For Jaeger-only traces:
docker run -p 16686:16686 -p 4318:4318 \
jaegertracing/all-in-one:latestHealth checks
Beam exposes two HTTP endpoints for liveness/readiness probes:
| Endpoint | Purpose |
|---|---|
GET /api/health | Top-level status with per-subsystem breakdown. Returns 200 when all subsystems are ok, 503 when any is degraded. Mount as Kubernetes livenessProbe + readinessProbe. |
GET /api/health/circuits | Per-circuit state (closed/open/half-open) plus summary counts. Useful for ops dashboards. |
The /api/health body shape:
{
"status": "ok",
"uptime_s": 1234,
"timestamp": "2026-04-15T07:50:00.000Z",
"subsystems": {
"runtime": { "status": "ok" },
"photons": { "status": "ok", "detail": "5 photon(s) loaded" },
"circuits": { "status": "ok", "detail": "0 open of 3 tracked" }
}
}Environment variables
| Variable | Purpose |
|---|---|
OTEL_EXPORTER_OTLP_ENDPOINT | Master switch. Unset = SDK stays disabled. |
OTEL_EXPORTER_OTLP_PROTOCOL | grpc, http/protobuf, or http/json. Defaults per SDK. |
OTEL_SERVICE_NAME | Service name attached to every record. |
OTEL_RESOURCE_ATTRIBUTES | Extra resource attributes (e.g. deployment.environment=prod). |
OTEL_TRACES_SAMPLER | Override the default sampler.
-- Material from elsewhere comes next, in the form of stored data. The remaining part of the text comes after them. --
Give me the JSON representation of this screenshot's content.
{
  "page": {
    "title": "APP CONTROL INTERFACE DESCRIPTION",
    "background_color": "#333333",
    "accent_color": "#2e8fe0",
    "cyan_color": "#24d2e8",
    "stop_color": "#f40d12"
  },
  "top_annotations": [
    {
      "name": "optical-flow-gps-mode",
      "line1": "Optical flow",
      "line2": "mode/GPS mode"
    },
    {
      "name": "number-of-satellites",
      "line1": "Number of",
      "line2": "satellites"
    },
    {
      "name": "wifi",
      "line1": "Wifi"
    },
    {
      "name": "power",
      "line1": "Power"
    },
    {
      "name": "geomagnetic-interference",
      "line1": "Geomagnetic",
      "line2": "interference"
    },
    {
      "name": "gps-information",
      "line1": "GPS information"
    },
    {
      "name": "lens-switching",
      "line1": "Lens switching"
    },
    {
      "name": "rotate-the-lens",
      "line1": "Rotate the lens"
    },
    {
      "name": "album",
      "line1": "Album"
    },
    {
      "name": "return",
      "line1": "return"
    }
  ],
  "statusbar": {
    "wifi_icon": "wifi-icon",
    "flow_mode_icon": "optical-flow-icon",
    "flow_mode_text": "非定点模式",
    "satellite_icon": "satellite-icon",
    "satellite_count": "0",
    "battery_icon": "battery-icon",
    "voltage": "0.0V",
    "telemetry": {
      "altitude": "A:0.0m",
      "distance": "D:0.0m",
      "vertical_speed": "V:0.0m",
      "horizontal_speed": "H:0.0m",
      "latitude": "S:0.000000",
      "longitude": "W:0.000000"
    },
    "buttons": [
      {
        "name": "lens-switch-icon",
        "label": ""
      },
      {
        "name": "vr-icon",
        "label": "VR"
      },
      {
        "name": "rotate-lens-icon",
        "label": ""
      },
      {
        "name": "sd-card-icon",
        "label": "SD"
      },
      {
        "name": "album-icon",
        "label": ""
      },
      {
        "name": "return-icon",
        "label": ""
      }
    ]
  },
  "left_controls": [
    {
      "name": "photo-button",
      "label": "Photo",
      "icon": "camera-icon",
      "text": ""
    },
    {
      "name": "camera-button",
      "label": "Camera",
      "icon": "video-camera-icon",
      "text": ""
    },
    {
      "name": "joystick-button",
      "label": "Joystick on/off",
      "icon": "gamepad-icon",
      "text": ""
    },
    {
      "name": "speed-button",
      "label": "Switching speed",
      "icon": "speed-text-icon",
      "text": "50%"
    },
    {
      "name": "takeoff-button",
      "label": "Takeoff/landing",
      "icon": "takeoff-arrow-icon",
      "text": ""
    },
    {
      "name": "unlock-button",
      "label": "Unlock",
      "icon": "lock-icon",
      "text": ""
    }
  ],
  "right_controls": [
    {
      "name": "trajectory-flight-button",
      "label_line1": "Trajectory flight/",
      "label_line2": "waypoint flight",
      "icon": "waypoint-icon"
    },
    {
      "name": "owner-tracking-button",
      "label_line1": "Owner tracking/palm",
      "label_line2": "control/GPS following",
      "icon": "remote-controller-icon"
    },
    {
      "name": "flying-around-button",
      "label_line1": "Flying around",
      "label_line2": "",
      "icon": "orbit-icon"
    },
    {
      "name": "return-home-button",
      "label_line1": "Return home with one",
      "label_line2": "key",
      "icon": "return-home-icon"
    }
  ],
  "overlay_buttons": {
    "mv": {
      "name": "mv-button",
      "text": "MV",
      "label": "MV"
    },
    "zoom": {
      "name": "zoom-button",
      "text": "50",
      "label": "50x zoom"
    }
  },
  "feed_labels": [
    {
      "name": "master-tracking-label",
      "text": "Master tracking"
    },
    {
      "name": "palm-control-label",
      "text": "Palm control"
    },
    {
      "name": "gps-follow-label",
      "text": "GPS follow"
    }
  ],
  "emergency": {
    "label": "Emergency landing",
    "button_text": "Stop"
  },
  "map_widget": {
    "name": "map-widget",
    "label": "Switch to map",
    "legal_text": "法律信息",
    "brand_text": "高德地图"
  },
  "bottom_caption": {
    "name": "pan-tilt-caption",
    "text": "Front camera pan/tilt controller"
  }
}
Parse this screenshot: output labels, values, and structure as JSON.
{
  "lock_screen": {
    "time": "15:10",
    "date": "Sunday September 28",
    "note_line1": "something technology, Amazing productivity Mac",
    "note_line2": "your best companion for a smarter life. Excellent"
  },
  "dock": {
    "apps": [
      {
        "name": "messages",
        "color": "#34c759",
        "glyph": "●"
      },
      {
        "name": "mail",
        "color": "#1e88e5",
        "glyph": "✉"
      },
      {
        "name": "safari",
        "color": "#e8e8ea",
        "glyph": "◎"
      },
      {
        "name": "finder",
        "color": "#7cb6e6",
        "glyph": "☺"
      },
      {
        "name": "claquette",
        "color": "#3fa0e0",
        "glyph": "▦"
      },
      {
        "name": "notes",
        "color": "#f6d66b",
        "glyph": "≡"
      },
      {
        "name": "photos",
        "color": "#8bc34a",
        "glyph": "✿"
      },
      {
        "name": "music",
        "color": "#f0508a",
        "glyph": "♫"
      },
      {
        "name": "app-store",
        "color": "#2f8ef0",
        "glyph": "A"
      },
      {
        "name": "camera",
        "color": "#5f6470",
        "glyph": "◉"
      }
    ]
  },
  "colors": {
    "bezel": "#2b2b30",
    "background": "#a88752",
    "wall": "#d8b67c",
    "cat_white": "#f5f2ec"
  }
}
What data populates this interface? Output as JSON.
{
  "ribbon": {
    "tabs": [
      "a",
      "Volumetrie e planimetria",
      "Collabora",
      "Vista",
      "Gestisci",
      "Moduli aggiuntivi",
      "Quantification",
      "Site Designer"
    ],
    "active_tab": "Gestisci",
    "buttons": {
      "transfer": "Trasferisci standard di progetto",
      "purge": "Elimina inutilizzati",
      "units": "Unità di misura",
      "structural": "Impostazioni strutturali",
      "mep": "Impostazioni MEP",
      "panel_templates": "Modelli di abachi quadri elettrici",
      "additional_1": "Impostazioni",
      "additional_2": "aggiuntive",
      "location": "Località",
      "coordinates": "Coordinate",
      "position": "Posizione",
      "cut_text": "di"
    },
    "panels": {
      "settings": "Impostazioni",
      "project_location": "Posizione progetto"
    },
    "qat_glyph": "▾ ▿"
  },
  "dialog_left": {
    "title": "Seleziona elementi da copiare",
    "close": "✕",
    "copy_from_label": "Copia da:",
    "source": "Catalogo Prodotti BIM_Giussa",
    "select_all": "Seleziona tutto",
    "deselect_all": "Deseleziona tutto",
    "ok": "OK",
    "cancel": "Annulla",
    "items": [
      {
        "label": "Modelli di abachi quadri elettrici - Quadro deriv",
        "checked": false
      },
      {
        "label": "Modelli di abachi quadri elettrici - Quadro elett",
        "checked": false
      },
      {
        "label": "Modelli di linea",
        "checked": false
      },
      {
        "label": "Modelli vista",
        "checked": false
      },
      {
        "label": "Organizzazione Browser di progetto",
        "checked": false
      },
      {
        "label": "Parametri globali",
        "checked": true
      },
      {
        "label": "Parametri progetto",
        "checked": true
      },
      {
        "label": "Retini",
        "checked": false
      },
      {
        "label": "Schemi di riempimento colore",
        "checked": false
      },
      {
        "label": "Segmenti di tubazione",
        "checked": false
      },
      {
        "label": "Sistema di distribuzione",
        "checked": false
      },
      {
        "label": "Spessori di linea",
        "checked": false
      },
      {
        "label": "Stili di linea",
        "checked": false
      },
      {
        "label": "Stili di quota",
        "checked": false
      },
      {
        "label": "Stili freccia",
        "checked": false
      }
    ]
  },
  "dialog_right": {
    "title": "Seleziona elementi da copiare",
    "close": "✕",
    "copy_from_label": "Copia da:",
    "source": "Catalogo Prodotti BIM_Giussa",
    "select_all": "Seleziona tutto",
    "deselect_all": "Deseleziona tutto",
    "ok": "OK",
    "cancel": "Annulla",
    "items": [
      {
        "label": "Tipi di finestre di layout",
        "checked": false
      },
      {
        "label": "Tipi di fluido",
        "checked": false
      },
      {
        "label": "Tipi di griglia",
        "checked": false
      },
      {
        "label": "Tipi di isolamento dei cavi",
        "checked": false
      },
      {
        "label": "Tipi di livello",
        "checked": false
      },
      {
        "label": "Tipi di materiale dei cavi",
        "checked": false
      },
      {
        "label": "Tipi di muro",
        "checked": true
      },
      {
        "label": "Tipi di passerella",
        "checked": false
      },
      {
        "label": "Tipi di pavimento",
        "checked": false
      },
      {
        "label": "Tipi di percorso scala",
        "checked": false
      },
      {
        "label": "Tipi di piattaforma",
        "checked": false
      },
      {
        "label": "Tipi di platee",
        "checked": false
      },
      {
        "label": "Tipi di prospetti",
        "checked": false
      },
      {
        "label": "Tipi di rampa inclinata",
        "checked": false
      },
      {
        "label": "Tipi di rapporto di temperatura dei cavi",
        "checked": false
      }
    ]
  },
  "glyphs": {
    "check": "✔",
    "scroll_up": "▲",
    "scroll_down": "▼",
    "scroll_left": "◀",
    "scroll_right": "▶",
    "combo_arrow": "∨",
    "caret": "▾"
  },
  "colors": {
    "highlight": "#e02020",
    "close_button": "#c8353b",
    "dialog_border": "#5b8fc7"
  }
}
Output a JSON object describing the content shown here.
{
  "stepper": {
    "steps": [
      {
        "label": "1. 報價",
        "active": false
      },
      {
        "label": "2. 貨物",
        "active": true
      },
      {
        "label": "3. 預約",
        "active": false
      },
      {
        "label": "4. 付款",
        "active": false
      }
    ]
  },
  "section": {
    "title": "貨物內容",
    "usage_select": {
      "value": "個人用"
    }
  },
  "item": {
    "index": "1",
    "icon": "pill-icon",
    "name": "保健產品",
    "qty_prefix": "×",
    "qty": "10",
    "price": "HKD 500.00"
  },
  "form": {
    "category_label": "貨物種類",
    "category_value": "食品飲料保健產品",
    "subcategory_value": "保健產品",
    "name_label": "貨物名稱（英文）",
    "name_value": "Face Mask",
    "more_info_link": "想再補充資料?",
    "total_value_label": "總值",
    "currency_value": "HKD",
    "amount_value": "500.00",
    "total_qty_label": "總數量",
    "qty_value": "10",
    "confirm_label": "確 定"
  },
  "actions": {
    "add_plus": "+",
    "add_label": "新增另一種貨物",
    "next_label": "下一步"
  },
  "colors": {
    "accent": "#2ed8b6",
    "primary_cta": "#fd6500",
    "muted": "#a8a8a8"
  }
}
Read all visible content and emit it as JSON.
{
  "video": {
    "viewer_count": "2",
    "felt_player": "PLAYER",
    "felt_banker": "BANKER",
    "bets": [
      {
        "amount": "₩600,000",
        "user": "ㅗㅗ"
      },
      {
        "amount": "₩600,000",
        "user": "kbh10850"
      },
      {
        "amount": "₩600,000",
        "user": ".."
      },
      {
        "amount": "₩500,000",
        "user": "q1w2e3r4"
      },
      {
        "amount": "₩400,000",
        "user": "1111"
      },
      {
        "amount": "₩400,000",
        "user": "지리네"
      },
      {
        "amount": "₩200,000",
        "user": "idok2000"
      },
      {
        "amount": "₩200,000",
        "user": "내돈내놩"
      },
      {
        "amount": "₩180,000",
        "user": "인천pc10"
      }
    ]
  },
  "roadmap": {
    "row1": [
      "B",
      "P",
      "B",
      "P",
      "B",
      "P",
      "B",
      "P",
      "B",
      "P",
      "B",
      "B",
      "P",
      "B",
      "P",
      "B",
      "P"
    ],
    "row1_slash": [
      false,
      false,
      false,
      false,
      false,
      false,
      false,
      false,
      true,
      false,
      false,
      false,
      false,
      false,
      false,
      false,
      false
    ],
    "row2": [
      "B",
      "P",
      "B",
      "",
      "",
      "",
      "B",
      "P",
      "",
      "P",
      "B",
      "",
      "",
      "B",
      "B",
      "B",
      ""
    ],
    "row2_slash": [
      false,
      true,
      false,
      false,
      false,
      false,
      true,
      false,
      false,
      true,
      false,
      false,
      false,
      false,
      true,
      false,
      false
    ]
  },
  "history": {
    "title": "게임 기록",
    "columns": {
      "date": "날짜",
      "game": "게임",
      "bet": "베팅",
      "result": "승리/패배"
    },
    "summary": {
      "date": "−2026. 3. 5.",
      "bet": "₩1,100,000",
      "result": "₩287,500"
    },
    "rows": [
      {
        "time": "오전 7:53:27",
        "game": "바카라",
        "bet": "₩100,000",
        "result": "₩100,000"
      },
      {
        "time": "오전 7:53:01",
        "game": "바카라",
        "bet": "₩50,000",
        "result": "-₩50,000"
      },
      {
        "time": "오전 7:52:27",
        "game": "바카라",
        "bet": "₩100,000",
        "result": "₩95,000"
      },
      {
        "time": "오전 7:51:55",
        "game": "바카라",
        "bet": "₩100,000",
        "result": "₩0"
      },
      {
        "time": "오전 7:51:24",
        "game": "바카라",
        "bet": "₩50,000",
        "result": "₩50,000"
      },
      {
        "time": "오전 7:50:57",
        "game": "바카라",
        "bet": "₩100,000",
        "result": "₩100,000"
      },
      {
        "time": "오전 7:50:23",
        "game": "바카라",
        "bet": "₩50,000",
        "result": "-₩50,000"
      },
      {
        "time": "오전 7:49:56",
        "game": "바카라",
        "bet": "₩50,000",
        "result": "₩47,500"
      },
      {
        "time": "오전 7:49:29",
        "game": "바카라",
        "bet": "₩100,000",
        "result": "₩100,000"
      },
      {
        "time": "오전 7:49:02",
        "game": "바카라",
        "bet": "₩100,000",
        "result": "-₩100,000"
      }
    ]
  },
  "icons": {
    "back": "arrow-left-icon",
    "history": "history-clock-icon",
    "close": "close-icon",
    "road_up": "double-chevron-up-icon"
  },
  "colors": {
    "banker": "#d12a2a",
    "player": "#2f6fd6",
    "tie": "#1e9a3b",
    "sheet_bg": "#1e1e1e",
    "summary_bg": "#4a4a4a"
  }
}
Error spans are always kept. |
OTEL_LOG_LEVEL | SDK's own log level. |
These are standard OTel variables; Photon doesn't invent any of them.
AG-UI integration
AG-UI clients running against Photon benefit from everything in this guide automatically:
- Structured errors —
RUN_ERRORevents includecode(error type),retryable(boolean),runId, andthreadId, so clients can classify failures and auto-retry transient ones without bubbling to the user. - Trace correlation — every AG-UI event carries
rawEvent.traceparent, letting clients deep-link a UI event to the backing span in Jaeger/Tempo. - Capability handshake — MCP
initializeadvertisesexperimental['ag-ui'].features(structured-errors,trace-correlation,proxy-mode,local-mode) so clients can negotiate without probing.
Philosophy
Photon's instrumentation is intentionally zero-dependency: the runtime only imports @opentelemetry/* via dynamic import() inside try/catch, so unused installs stay tiny. The value-add of this guide is that once you do install the SDK and set one env var, every promise in PROMISES.md Intent 10 becomes observable with no photon-specific configuration.